This photo essay was taken at Marquis Downs, Saskatoon, SK, mostly in 2011 and 2012, when I worked at the track for a summer with E & J Racing Stable.

Though I have never sat on a Thoroughbred at the racetrack, I have always loved running fast with horses. I got my first pony at 12, and started taking him out into the fields to run about a year later. It was the daily routine for myself and my riding buddy and her horse. Take our ponies out to a field with good footing, turn them around, and let ‘er fly. Summerfallow (fields ploughed into dirt laying fallow for the summer) was a precious commodity. 

We also took our horses into the near by ballpark to run. One of our horsey neighbors had a large old barn on the south side of the ballpark. She told us it used to be a race barn for trotters, back in the early 1900’s, and that there had been another, larger barn, but it had burned down. You could still see the cement foundation in the field. The ballpark, she told us, was a originally a horse racing track, until they converted it to ball diamonds in the 1930’s. And it was true — you could still see the soft outline of the track, out behind ball diamond number three, marked only by a soft dip in the earth and a change in the grass, like old Roman forts in England. 

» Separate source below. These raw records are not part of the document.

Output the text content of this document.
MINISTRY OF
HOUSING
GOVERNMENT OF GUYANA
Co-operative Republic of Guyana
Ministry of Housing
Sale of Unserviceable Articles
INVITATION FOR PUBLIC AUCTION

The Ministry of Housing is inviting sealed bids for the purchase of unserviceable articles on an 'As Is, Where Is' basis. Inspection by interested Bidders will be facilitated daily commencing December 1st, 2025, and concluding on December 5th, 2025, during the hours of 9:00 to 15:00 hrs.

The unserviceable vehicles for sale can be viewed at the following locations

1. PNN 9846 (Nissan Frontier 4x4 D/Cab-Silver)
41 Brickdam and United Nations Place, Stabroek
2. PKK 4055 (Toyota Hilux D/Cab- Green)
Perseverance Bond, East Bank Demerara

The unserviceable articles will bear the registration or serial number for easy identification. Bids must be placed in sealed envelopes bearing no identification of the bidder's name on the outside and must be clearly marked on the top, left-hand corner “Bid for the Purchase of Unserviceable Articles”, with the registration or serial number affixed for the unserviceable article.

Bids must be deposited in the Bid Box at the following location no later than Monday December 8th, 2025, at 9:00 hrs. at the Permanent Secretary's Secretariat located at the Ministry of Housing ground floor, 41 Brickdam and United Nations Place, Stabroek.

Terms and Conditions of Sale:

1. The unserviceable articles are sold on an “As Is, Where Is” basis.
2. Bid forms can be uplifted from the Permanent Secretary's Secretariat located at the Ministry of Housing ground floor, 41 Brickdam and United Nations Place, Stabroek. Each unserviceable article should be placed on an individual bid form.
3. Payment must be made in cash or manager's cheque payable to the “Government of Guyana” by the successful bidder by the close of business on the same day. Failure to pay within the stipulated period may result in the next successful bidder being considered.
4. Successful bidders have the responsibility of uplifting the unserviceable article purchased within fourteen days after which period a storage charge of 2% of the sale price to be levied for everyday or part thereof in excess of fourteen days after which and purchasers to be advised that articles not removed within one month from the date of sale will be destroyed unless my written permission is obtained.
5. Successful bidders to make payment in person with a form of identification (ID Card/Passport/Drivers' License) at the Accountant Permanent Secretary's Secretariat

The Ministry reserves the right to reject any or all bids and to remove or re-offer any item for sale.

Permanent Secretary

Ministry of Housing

It was a fabulous place to gallop — that is, until we were declared a nuisance and kicked out of the park. The baseballers were not appreciative of the free fertilizer service our ponies provided. 

Nearly ten years later, a teenage rebelliousness overtook us and we snuck into the park once more. It was late fall; the gates were locked and the park was deserted — much like the track here in the city, abandoned when the season ends. It wasn’t difficult business, this sneaking in, we came in through a tunnel in the trees in the back. 

For a while I hacked around politely, re-living the particular quirks of our “track” — there was a sandy spot around the south turn, then you had to slow down to cross the ballpark road, then there was a drainage dip that the ponies would take a bit of a leap over. Then I slipped the reins and stood in the stirrups, and let my pony pick up speed. We galloped, and it was awesome. The horses may change, but the view is the same — pricked ears, an eager pull on the reins, manes flying in your face, the rhythmic thumping of hooves beneath you, the wind tearing in your eyes and a glad shouting in your heart.